В пути в вагоне произошел инцидент, очень нас, особенно жену, испугавший, как симптом той же поднадзорности. На следующий день нашего путешествия в наше купе вошла проводница вагона, спросившая с некоторой осторожностью (продиктованной, как после стало ясным, боязнью нескромности), не Рапопорт ли моя фамилия. Было страшно вдруг услышать свою фамилию из уст проводницы. Первая мысль — каким образом проводнице может быть известна моя фамилия, почему она ее интересует, и это — неспроста. Значит, кто-то ей сообщил ее, и ясно, кем был этот "кто-то". На наш подтверждающий фамилию ответ и на встречный вопрос, почему ее интересует моя фамилия, она сказала, что ее просил проверить мою фамилию один гражданин, который едет в этом же вагоне и который сказал, что он мой ученик, и просил разрешения зайти к нам в купе, если я действительно Рапопорт.

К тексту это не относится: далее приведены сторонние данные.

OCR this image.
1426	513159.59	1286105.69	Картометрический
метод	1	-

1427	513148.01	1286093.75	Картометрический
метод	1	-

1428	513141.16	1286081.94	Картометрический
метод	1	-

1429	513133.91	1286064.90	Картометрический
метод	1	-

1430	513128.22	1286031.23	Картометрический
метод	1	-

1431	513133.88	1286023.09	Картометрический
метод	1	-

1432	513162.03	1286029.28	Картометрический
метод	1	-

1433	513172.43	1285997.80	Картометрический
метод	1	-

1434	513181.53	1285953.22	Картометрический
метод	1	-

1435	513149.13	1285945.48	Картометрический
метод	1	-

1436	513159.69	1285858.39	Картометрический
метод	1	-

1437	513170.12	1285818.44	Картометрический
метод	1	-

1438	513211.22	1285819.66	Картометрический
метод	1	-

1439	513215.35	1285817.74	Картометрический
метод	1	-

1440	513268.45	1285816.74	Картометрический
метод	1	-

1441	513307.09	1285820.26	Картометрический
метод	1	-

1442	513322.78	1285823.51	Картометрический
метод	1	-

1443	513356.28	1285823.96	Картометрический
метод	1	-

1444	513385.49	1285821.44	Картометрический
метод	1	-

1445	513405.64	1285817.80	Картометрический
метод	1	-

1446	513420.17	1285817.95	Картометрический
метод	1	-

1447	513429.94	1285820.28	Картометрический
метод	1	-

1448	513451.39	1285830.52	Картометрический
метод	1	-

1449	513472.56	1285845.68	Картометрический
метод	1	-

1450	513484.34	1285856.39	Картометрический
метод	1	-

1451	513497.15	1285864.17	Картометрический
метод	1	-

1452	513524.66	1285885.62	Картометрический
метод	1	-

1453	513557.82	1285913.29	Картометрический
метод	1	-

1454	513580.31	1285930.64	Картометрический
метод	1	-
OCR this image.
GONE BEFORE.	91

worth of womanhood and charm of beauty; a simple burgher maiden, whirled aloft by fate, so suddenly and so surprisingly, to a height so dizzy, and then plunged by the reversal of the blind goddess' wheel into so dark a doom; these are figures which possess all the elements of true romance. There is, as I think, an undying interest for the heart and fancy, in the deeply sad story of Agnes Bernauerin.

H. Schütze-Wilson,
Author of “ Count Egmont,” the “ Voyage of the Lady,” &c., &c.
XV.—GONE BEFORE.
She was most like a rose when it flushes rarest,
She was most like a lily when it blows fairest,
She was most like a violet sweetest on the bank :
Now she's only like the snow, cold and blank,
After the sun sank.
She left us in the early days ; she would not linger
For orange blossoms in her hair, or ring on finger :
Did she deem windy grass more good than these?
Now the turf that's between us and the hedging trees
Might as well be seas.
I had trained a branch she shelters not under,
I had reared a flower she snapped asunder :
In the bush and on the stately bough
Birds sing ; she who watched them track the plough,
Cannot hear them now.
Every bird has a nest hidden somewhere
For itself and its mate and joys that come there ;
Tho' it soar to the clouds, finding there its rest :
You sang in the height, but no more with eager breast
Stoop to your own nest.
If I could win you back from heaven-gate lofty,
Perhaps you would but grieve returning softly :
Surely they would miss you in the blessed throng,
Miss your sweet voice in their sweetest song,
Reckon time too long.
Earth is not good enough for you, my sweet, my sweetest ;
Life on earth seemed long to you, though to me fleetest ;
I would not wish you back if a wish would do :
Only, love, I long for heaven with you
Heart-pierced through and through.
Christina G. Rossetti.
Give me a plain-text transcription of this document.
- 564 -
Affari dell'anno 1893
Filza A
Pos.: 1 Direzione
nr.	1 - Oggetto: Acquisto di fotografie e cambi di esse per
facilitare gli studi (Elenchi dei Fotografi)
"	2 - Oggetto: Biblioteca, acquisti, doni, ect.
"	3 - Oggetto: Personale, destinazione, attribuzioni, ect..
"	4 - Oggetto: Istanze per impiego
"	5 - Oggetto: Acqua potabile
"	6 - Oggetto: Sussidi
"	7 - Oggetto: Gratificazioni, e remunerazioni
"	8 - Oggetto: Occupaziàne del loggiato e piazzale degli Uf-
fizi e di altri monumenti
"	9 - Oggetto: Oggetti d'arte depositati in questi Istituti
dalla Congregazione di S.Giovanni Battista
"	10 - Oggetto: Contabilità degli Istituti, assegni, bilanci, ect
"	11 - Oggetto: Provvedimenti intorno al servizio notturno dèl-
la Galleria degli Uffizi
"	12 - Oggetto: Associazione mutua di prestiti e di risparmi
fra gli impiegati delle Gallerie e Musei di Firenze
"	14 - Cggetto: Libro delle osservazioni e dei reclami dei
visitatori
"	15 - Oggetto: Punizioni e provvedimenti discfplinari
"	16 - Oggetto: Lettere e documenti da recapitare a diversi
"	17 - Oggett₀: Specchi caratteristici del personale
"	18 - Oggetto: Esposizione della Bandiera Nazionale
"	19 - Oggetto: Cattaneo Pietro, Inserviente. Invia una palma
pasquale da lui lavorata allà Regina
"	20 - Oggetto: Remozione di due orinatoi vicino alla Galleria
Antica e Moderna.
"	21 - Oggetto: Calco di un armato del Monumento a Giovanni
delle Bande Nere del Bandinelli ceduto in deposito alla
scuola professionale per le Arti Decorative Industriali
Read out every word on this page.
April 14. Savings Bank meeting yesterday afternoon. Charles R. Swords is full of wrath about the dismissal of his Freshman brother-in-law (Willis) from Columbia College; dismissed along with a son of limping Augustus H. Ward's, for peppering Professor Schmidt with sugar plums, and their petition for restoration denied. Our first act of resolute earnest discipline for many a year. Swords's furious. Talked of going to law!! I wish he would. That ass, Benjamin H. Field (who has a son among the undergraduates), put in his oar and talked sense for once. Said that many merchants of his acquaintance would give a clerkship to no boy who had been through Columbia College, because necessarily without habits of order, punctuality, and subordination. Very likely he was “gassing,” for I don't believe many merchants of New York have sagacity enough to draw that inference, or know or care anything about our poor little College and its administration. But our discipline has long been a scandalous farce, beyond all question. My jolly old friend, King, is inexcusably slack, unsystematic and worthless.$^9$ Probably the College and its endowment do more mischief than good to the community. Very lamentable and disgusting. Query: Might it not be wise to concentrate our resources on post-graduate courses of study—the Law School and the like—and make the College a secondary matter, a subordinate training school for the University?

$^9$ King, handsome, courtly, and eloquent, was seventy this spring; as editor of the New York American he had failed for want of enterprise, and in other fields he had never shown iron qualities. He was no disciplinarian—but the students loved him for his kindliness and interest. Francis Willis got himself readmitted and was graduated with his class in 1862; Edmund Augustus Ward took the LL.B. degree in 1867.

От испуганно забившегося сердца — отлегло, и, разумеется, такое разрешение я просил проводницу передать нашему соседу по вагону. Вскоре он зашел и сам. Он оказался судебным медиком, занимавшим уже большое положение в его специальности, и моим бывшим студентом, знавшим меня не только как своего бывшего профессора, но и как автора научных работ из смежных областей патологии. Встреча была дружественной, и я не мог отказать нашему спутнику в удовольствии отметить эту встречу коньяком, несмотря на робкие протесты жены (ведь у меня все еще оставалась следовая тюремная реакция в виде гипертонии). В коньячное торжество включились и спутники по купе — свидетели радостной и неожиданной встречи, и остаток пути прошел под его градусом. Долго еще пуганые сталинские вороны куста боялись!